Two soldiers were killed and 21 injured, said the official who spoke on the condition of anonymity.
After the raid, the troops, backed by tanks and helicopter gunships, chased the militants back to their hideouts in the mountains, the official said.
“Between 35 and 40 militants died while 20 to 30 were wounded,” the official added.
An intelligence official who also requested anonymity put the death toll on the Taliban side at more than 50 and around 40 injured.
The figures could not be independently verified because access to the region is limited for reporters and aid workers.

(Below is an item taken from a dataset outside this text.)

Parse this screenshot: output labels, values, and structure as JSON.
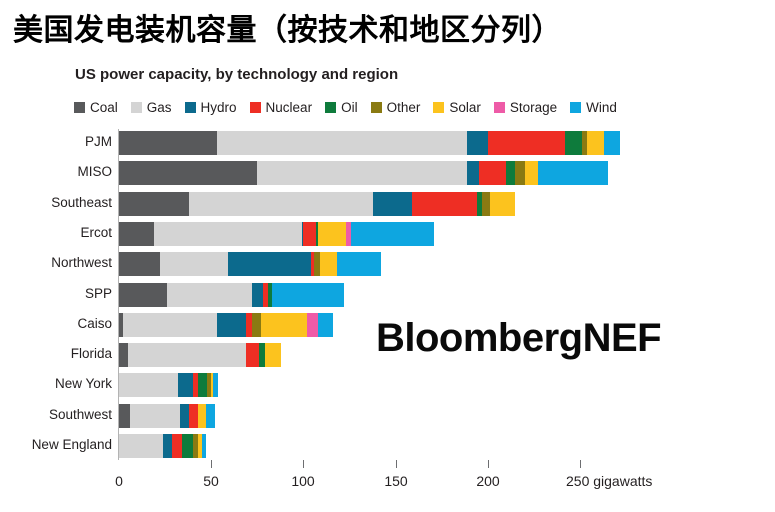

More than 150,000 Pakistani troops are fighting Islamist insurgents in the country’s lawless, rugged tribal region and the adjoining north-western Khyber-Pakhtunkhwa province.
According to official data, hundreds of militants have died in a series of operations that have won praise from authorities in Washington concerned over increasing militant infiltration from Pakistan into Afghanistan.
But the rebels have shown resilience and retaliated with a bombing campaign targeting civilians and officials across Pakistan.
A bomb attached to a bicycle exploded near a police van on Tuesday, killing a senior police officer and his two guards in Dera Ismail Khan, a district in Khyber-Pakhtunkhwa. Nine civilians also died.